#VisualAbstract: Effect of Continuing Olanzapine vs Placebo on Relapse Among Patients With Psychotic Depression in Remission

1.  In this randomized controlled trial, patients with Major depressive disorder with psychotic features who were stable on olanzapine and sertraline showed higher relapse upon discontinuation of olanzapine than those who remained on both drugs over 36 weeks.

2. Patients who remained on both drugs had more weight gain but no significant differences in metabolic markers.

Evidence Rating Level: 1 (Excellent)

Study Rundown: Major depressive disorder with psychotic features (MDD-p) is a debilitating form of depression typified by delusions and/or hallucinations that are generally treated with combination antidepressant and antipsychotic therapy. However, once a patient is stable, it is unclear if remaining on the antipsychotic is necessary to prevent relapse. In this randomized controlled trial, patients with MDD-p who were stable on olanzapine and sertraline showed higher relapse upon discontinuation of olanzapine than those who remained on both drugs over 36 weeks.

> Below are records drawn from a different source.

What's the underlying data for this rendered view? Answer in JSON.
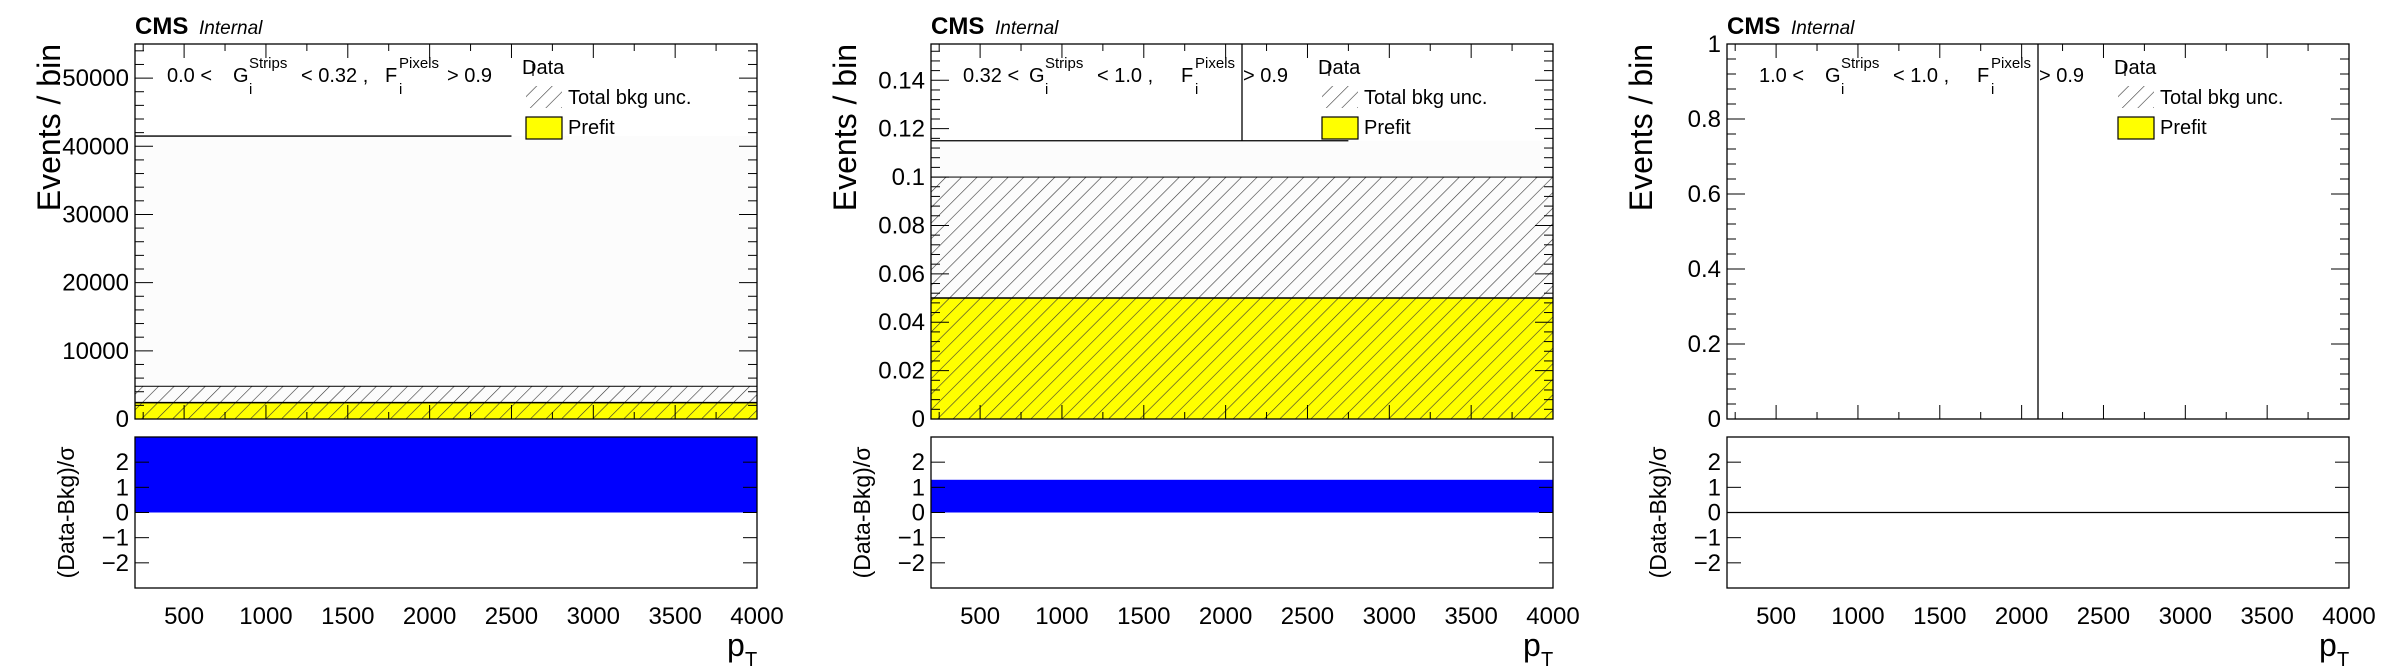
{
  "chart_data": [
    {
      "type": "bar",
      "panel": "left",
      "experiment": "CMS",
      "status": "Internal",
      "selection": {
        "low": "0.0",
        "mid": "0.32",
        "g": "G",
        "g_sup": "Strips",
        "g_sub": "i",
        "f": "F",
        "f_sup": "Pixels",
        "f_sub": "i",
        "thr": "> 0.9",
        "lt1": "<",
        "lt2": "<",
        "sep": ","
      },
      "xlabel": "p",
      "xlabel_sub": "T",
      "ylabel": "Events / bin",
      "ratio_ylabel": "(Data-Bkg)/σ",
      "xlim": [
        200,
        4000
      ],
      "ylim": [
        0,
        55000
      ],
      "yticks": [
        0,
        10000,
        20000,
        30000,
        40000,
        50000
      ],
      "ytick_labels": [
        "0",
        "10000",
        "20000",
        "30000",
        "40000",
        "50000"
      ],
      "xticks": [
        500,
        1000,
        1500,
        2000,
        2500,
        3000,
        3500,
        4000
      ],
      "xtick_labels": [
        "500",
        "1000",
        "1500",
        "2000",
        "2500",
        "3000",
        "3500",
        "4000"
      ],
      "legend": [
        "Data",
        "Total bkg unc.",
        "Prefit"
      ],
      "bins": [
        [
          200,
          4000
        ]
      ],
      "prefit": [
        2400
      ],
      "unc_up": [
        4800
      ],
      "data": [
        41500
      ],
      "data_line_xmax": 2500,
      "ratio_ylim": [
        -3,
        3
      ],
      "ratio_ticks": [
        -2,
        -1,
        0,
        1,
        2
      ],
      "ratio_tick_labels": [
        "−2",
        "−1",
        "0",
        "1",
        "2"
      ],
      "ratio": [
        3
      ]
    },
    {
      "type": "bar",
      "panel": "middle",
      "experiment": "CMS",
      "status": "Internal",
      "selection": {
        "low": "0.32",
        "mid": "1.0",
        "g": "G",
        "g_sup": "Strips",
        "g_sub": "i",
        "f": "F",
        "f_sup": "Pixels",
        "f_sub": "i",
        "thr": "> 0.9",
        "lt1": "<",
        "lt2": "<",
        "sep": ","
      },
      "xlabel": "p",
      "xlabel_sub": "T",
      "ylabel": "Events / bin",
      "ratio_ylabel": "(Data-Bkg)/σ",
      "xlim": [
        200,
        4000
      ],
      "ylim": [
        0,
        0.155
      ],
      "yticks": [
        0,
        0.02,
        0.04,
        0.06,
        0.08,
        0.1,
        0.12,
        0.14
      ],
      "ytick_labels": [
        "0",
        "0.02",
        "0.04",
        "0.06",
        "0.08",
        "0.1",
        "0.12",
        "0.14"
      ],
      "xticks": [
        500,
        1000,
        1500,
        2000,
        2500,
        3000,
        3500,
        4000
      ],
      "xtick_labels": [
        "500",
        "1000",
        "1500",
        "2000",
        "2500",
        "3000",
        "3500",
        "4000"
      ],
      "legend": [
        "Data",
        "Total bkg unc.",
        "Prefit"
      ],
      "bins": [
        [
          200,
          4000
        ]
      ],
      "prefit": [
        0.05
      ],
      "unc_up": [
        0.1
      ],
      "data": [
        0.115
      ],
      "data_line_xmax": 2750,
      "data_x": 2100,
      "ratio_ylim": [
        -3,
        3
      ],
      "ratio_ticks": [
        -2,
        -1,
        0,
        1,
        2
      ],
      "ratio_tick_labels": [
        "−2",
        "−1",
        "0",
        "1",
        "2"
      ],
      "ratio": [
        1.3
      ]
    },
    {
      "type": "bar",
      "panel": "right",
      "experiment": "CMS",
      "status": "Internal",
      "selection": {
        "low": "1.0",
        "mid": "1.0",
        "g": "G",
        "g_sup": "Strips",
        "g_sub": "i",
        "f": "F",
        "f_sup": "Pixels",
        "f_sub": "i",
        "thr": "> 0.9",
        "lt1": "<",
        "lt2": "<",
        "sep": ","
      },
      "xlabel": "p",
      "xlabel_sub": "T",
      "ylabel": "Events / bin",
      "ratio_ylabel": "(Data-Bkg)/σ",
      "xlim": [
        200,
        4000
      ],
      "ylim": [
        0,
        1
      ],
      "yticks": [
        0,
        0.2,
        0.4,
        0.6,
        0.8,
        1
      ],
      "ytick_labels": [
        "0",
        "0.2",
        "0.4",
        "0.6",
        "0.8",
        "1"
      ],
      "xticks": [
        500,
        1000,
        1500,
        2000,
        2500,
        3000,
        3500,
        4000
      ],
      "xtick_labels": [
        "500",
        "1000",
        "1500",
        "2000",
        "2500",
        "3000",
        "3500",
        "4000"
      ],
      "legend": [
        "Data",
        "Total bkg unc.",
        "Prefit"
      ],
      "bins": [
        [
          200,
          4000
        ]
      ],
      "prefit": [
        0
      ],
      "unc_up": [
        0
      ],
      "data": [],
      "data_x": 2100,
      "ratio_ylim": [
        -3,
        3
      ],
      "ratio_ticks": [
        -2,
        -1,
        0,
        1,
        2
      ],
      "ratio_tick_labels": [
        "−2",
        "−1",
        "0",
        "1",
        "2"
      ],
      "ratio": [
        0
      ]
    }
  ],
  "colors": {
    "prefit": "#ffff00",
    "ratio": "#0000ff",
    "unc_hatch": "#444444",
    "frame": "#000000",
    "upper_fill": "#fcfcfc"
  }
}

While remaining on olanzapine increased the risk of weight gain, changes in other metabolic markers including LDL, HDL, and HbA1c were unaltered. Rates of parkinsonism but not akathisia were also higher in the continuation group.

The difference in relapse rates between groups was high and suggests a clear benefit of remaining on dual therapy even when stabilized. However, the risks of weight gain and extrapyramidal symptoms are important trade-offs that should be discussed with patients, and longer durations on olanzapine may eventually lead to metabolic marker abnormalities not captured by this relatively short study period. In addition, future studies determining an optimal window for withdrawal of antipsychotics and optimal tapering protocols would enhance these results.